The topic of book bans and gender identity have been among the key issues in this year’s election and prompted a student group to make a rare endorsement.

ORCHARD PARK, N.Y. — For the past six months, Orchard Park sophomore Luke Lippitt has been asking his classmates to contemplate a series of questions.

“What do you want to see in a school board member? And what do you want to see in the school and the administration? How do they want to listen to us?” Lippitt said.

With the school board election set to take place Tuesday and residents poised to cast their votes to fill three open seats, some students are making their voices heard and taking rare action in endorsing candidates.

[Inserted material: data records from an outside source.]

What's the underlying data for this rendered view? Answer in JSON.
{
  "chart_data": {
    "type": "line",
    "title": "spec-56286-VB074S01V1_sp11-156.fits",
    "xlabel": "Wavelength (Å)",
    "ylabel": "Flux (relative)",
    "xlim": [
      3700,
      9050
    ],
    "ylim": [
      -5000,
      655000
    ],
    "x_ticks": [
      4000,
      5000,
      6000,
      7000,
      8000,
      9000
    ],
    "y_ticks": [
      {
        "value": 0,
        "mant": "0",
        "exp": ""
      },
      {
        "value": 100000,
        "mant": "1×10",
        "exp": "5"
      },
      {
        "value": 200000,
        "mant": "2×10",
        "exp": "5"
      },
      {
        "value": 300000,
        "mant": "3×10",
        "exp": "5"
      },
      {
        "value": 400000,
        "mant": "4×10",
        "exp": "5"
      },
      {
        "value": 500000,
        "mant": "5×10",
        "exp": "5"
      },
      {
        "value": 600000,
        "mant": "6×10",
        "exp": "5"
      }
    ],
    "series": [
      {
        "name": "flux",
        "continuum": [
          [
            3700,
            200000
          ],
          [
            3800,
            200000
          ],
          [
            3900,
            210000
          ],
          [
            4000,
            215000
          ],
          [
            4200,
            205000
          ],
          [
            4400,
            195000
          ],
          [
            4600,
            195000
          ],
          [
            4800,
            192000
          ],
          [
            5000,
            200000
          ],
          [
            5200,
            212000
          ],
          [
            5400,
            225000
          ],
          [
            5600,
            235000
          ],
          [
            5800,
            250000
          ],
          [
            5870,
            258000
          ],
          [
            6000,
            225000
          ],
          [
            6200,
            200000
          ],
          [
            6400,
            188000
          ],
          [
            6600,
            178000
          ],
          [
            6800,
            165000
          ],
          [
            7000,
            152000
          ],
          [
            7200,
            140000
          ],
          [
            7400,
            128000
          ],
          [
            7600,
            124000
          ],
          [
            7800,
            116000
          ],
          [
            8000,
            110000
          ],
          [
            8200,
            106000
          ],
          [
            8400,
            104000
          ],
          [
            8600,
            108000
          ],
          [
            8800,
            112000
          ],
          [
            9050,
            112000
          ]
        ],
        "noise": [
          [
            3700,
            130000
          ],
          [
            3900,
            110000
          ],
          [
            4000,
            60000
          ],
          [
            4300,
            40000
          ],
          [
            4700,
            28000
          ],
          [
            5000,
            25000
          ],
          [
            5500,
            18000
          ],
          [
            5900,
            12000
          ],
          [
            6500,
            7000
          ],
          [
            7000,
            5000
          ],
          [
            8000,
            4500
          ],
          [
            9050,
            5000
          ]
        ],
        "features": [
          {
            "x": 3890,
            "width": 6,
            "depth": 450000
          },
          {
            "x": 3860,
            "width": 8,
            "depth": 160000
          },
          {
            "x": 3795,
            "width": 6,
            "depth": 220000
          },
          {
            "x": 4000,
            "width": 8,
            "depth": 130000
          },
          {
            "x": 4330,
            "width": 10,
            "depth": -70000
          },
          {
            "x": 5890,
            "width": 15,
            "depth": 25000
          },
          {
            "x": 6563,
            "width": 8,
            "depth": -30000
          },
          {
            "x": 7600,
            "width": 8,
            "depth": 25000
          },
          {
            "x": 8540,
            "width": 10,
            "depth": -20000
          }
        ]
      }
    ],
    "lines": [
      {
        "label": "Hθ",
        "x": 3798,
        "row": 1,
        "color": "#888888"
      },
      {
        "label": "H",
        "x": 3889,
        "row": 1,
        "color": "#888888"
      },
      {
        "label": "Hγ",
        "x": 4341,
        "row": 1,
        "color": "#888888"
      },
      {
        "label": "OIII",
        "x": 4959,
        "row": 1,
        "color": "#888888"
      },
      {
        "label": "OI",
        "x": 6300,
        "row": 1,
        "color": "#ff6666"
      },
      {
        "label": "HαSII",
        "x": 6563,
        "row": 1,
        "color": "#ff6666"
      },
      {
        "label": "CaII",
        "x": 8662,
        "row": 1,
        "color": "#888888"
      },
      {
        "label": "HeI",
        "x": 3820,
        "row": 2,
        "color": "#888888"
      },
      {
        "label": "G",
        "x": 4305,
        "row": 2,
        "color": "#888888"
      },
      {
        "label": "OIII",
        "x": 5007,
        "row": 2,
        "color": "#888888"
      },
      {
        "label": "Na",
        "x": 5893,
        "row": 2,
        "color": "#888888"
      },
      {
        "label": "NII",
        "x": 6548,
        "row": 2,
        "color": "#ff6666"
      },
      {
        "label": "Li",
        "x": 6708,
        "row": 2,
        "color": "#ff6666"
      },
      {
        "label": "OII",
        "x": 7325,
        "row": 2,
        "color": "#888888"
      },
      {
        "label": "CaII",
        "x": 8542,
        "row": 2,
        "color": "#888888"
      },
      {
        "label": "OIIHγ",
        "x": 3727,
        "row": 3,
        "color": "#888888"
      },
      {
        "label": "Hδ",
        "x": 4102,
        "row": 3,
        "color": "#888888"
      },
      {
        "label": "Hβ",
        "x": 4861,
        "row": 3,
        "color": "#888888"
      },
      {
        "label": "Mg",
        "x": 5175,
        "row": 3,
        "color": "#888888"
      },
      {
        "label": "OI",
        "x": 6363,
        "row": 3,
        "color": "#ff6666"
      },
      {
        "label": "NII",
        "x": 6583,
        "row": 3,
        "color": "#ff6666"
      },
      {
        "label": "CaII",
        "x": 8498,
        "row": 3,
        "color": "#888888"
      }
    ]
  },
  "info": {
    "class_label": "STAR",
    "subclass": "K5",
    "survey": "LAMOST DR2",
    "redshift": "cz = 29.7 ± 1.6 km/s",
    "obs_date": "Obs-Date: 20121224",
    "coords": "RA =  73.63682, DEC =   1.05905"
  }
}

Lippitt is the co-founder of Students Protecting Education, a non-profit that promotes and advocates for equitable learning and change in the community on the values of diversity, equity, and inclusion.  

The group decided to endorse three of the six candidates running — the incumbent Jennifer Rogers, Ed Draves, and Steve Comeau.

“We sat down, and we really thought what candidates support us? What candidates support the values that we see important as students?” Lippitt said.

The action began at a school board meeting in October when Lippitt spoke out against the proposed banning of certain books and pushback on the district’s new gender identity policy that allows students to use the name, pronouns, and restroom that they identify with. 

Lippitt and Students Protecting Education believe three of the candidates — Steve Barlette, Katherine Ibarra, and Bobby Wellington — were among those that supported book bans and opposed the new policy.

“The three candidates that we didn't endorse have not shown that they support those values,” he said.

Barlette told 2 On Your Side in a statement that he and the other two candidates did not ask for a book ban and that “students may have misinterpreted our comments to be against the LGBTQ community. That couldn’t be further from the truth.”

Adding: “We had questions about graphical sexual pictures in a book, which happened to be of homosexual sex nature. However, we would have had the same questions if it was of a heterosexual sex nature. We have plenty of vocal student support and we commend all of the Orchard Park students for standing up for what they believe in.”

Voting begins tomorrow at 7 a.m. and will continue until 9 p.m.